I’m amazed at what existed before the settlers coming. It’s incredible to see how our people used food for sustenance, but also medicinal purposes. I think of things like willow tea, which has properties to take away a headache, or tree tar, made from pine and spruce, which goes on burns and rashes. Mother nature gives us so much. It’s important to look around and understand how many ingredients there are to forage and appreciate.

Is there a Global Indigenous ingredient that you particularly like to showcase?

Every time I work with a new ingredient I fall in love with it. The last chocolates I made were wild grape chocolates. Wild grapes are the most purple, sour fruit. They possess such a grape-y essence. When added to chocolate they are so good!

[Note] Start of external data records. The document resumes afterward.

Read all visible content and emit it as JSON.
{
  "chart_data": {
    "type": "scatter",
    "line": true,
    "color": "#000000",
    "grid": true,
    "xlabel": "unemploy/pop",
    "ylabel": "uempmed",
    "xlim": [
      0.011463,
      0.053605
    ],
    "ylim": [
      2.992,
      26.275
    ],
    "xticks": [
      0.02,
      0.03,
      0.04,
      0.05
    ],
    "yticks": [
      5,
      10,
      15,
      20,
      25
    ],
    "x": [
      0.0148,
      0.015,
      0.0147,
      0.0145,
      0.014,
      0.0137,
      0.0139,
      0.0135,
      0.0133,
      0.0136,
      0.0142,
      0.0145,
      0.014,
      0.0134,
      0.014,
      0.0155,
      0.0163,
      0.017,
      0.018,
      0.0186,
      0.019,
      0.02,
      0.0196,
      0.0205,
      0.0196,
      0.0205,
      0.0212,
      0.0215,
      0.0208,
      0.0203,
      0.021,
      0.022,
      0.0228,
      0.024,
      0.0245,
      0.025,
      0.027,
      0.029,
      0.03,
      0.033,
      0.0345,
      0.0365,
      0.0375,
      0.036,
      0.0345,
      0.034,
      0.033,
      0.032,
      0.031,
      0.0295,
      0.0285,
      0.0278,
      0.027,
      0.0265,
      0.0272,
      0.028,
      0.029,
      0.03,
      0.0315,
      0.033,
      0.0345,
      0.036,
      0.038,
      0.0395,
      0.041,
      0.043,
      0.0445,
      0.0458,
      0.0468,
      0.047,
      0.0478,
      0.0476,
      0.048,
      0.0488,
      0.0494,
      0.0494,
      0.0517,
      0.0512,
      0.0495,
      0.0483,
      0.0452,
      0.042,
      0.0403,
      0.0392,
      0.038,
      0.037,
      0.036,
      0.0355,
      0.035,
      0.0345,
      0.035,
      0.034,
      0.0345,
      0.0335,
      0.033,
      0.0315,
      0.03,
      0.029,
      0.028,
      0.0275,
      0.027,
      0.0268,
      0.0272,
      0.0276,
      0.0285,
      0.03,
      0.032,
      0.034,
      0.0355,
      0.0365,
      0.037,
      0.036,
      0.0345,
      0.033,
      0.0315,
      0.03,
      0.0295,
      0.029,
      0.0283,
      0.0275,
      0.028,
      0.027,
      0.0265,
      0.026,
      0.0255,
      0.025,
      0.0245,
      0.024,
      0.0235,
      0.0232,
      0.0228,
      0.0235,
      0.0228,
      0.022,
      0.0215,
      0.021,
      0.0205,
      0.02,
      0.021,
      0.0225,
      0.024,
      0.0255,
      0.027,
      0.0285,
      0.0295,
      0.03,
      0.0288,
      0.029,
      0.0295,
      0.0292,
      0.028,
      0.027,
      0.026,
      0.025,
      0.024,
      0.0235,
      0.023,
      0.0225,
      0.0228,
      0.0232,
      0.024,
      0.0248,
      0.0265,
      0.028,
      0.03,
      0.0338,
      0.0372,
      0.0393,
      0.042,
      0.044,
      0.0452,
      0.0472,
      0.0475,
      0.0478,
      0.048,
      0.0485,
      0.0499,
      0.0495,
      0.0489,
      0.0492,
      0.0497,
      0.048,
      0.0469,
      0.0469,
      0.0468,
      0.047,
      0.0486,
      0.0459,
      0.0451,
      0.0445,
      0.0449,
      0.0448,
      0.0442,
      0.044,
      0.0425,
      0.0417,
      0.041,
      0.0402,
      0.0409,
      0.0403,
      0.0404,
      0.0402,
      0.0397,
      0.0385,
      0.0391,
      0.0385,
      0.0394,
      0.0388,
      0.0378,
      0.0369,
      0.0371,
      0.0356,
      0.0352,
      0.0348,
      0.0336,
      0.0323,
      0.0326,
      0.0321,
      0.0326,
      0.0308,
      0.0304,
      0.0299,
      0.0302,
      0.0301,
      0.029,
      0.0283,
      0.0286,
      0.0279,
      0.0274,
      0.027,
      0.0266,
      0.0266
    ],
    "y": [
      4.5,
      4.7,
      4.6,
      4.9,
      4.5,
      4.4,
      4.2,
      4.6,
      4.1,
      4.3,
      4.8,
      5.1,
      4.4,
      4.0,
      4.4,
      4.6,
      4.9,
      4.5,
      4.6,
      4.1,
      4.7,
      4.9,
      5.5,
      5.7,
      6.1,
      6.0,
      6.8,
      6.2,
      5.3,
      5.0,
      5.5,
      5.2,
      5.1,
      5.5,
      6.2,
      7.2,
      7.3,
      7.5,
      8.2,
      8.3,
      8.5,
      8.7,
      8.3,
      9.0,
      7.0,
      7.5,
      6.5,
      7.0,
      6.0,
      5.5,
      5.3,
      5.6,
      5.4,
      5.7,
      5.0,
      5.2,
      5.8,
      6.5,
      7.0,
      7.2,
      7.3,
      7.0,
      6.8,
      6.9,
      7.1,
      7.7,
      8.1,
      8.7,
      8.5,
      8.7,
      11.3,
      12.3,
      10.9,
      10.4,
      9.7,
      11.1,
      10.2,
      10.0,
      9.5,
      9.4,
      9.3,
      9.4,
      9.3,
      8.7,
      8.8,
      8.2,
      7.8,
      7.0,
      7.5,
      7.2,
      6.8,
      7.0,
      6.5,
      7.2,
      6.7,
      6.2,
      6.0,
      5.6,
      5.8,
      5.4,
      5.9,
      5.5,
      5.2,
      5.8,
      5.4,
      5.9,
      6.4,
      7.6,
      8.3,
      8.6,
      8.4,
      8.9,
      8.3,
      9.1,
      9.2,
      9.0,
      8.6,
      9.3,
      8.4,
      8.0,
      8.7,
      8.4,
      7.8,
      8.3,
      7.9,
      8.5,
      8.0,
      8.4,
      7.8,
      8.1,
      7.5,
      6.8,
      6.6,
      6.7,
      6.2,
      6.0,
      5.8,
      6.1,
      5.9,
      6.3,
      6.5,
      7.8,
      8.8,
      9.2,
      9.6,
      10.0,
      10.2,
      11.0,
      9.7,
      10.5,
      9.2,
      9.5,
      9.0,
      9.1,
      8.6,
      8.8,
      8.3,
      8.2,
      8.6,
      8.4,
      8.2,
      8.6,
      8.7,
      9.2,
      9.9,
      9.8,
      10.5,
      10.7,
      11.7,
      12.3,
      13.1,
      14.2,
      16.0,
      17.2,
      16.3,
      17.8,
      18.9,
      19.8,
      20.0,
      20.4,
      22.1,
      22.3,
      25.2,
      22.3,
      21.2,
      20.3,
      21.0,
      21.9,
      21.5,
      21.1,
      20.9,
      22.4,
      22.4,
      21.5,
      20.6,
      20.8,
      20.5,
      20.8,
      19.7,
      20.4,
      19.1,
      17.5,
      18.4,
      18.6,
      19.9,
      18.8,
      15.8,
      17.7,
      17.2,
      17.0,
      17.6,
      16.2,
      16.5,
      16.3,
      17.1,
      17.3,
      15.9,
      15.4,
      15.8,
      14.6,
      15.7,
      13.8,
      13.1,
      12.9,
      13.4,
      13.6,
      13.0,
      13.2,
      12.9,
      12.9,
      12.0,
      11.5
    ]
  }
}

What’s your favorite dish to cook at home?

I work so much I barely get to cook, but when I do, I like to make pho. I make my own take on pho. I cook the chicken really really slowly, put two different stocks together, put some wine in there, and use big long noodles and lots of veggies. It’s the ultimate comfort food.

What does your “perfect weekend” in Sudbury look like?

My perfect weekend is a trip to the lake with my grandkids on the beach getting tanned, barbecuing in the back of my Rav, my daughter yapping in my ear, and everybody just outside and just being happy. I have lived in so many places across Canada, and I always miss Sudbury when I’m gone because of the area’s lakes and streams. The nature around here is unbeatable. There’s no place like it in the world.

What do you wish more people knew about Indigenous food?

That is so much more than they think it is. People think they know what Indigenous food is all about, but it’s more – it is all-encompassing and everywhere.